La rivière Ourcq prend sa source dans une prairie humide au-dessus de Fère-en-Tardenois dans le département de l'Aisne. A partir du petit village de Silly-la-Poterie, au lieu dit Port-aux-Perches au bord de la Forêt de Retz, commence la partie canalisée de la rivière. Cette petite rivière suit une large vallée et se jette dans la Marne, à Mary-sur-Marne, près de Lizy-sur-Ourcq, après un cours d'environ 87 km. Les travaux de canalisation ont détourné la rivière à partir de Mareuil. La majeure partie de son eau se dirige alors vers Paris par un canal en site propre, le canal de l'Ourcq proprement dit.

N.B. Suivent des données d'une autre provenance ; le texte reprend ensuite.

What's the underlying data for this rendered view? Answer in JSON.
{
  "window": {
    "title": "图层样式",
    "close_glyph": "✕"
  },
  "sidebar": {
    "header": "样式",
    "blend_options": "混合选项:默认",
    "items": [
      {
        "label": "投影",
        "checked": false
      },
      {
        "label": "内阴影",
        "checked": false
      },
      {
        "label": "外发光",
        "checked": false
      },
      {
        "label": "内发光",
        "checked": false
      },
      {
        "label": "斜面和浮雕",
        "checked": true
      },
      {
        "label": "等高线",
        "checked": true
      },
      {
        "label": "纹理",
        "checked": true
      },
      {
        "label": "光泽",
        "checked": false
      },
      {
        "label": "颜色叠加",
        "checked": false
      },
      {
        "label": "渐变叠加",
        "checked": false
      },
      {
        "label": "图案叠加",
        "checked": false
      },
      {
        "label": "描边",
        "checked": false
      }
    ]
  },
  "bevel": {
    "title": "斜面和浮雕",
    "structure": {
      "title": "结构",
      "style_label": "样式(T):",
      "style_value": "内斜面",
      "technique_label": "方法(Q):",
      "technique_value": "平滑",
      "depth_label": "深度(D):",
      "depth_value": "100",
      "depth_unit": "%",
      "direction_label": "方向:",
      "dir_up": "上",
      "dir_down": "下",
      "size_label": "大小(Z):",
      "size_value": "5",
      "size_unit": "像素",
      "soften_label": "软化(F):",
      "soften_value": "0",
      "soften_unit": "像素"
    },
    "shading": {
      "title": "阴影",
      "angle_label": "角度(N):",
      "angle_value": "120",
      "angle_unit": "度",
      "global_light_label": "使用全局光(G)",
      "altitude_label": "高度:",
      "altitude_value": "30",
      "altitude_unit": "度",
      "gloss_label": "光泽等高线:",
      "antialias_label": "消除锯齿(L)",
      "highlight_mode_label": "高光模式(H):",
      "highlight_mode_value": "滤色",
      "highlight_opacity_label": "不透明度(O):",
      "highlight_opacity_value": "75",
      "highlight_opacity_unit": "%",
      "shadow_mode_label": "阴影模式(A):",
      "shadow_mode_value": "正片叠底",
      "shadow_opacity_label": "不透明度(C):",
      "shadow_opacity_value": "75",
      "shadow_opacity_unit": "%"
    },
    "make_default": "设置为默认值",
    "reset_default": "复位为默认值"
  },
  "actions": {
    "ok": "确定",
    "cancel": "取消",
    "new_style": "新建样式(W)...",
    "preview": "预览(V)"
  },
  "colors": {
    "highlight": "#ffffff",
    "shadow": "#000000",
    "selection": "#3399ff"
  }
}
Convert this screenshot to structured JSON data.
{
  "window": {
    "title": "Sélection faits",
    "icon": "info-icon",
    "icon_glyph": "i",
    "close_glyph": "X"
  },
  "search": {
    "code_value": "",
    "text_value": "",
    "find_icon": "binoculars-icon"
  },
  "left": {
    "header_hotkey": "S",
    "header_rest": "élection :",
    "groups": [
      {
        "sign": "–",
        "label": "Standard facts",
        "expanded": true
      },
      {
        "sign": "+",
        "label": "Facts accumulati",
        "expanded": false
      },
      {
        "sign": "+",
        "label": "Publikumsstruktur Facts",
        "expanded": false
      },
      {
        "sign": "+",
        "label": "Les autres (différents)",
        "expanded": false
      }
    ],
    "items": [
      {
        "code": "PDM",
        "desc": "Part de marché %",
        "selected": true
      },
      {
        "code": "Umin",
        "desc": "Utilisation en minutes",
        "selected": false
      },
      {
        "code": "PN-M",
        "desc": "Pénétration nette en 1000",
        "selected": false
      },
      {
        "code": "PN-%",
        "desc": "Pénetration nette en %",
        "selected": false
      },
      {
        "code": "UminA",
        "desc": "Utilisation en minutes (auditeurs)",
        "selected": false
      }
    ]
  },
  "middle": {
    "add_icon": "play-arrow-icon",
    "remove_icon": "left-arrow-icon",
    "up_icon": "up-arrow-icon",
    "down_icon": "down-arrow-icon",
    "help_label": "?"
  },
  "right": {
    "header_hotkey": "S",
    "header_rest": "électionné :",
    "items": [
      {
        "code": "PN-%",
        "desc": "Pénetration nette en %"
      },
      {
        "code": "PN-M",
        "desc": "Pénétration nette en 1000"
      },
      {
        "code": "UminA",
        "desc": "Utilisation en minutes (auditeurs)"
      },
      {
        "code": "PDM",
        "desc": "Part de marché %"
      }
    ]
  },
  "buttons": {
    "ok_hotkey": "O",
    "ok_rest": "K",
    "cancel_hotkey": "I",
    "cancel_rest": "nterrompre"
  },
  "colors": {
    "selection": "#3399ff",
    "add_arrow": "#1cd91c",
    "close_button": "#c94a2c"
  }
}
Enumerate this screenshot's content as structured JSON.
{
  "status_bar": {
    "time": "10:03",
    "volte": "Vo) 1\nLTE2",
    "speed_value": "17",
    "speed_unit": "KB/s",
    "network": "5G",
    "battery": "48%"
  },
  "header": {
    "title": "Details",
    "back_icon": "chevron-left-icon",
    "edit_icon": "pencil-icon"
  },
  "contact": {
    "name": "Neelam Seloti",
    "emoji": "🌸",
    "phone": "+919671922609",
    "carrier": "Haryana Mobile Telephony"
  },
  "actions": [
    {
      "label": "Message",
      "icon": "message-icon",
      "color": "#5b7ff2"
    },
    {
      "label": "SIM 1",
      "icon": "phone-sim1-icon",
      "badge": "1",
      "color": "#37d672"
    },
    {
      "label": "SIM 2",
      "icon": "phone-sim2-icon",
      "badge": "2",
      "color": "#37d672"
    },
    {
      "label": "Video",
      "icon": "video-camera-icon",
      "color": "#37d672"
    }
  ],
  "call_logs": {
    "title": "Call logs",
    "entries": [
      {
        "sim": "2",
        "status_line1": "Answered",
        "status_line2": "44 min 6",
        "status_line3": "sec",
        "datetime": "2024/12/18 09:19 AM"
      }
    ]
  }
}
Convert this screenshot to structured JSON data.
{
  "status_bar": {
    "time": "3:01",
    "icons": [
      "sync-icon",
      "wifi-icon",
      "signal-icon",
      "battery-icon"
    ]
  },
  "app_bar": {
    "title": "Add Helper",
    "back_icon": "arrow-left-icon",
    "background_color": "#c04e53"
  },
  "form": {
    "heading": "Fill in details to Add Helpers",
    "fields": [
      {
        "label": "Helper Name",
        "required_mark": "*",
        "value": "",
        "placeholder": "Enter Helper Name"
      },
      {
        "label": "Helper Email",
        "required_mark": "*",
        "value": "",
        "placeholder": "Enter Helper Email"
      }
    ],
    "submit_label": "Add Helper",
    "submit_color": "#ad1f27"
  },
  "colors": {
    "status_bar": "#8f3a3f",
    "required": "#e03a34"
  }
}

En entrant dans Paris le canal s'élargit dans la grande gare d'eau de la Villette. Il alimente alors le canal Saint-Martin et le canal Saint-Denis.
Les premiers travaux furent inspirés par les besoins de l'approvisionnement de la capitale en bois de chauffage et de construction tirés de la forêt de Retz, propriété sous l'Ancien Régime des familles de Valois et d' Orléans. Cette forêt fut un immense domaine de chasse mais surtout la source de revenus considérables. François de Valois, futur François Ier, réorganise la forêt pour y assouvir sa passion. Il crée la capitainerie des chasses de Villers-Cotterêts, fait percer les premières laies forestières, construire le château et capter les sources.C'est Léonard de Vinci qui aurait réalisé les premiers essais d'écluse à sas de France, sur la rivière de l'Ourcq. Après 1560 commence la canalisation de l'Ourcq, la construction de réservoirs dont les étangs de la Ramée et d'un système de flottage et d'écluses simples (des pertuis) permettant d'acheminer vers Paris les produits de la forêt. En 1661, les privilèges et péages de l'Ourcq sont attribués à Philippe d'Orléans, par Louis XIV, son frère. Cette mesure est à l'origine du "canal des Ducs", oeuvre de Louis de Régmortes au XVIIIe siècle.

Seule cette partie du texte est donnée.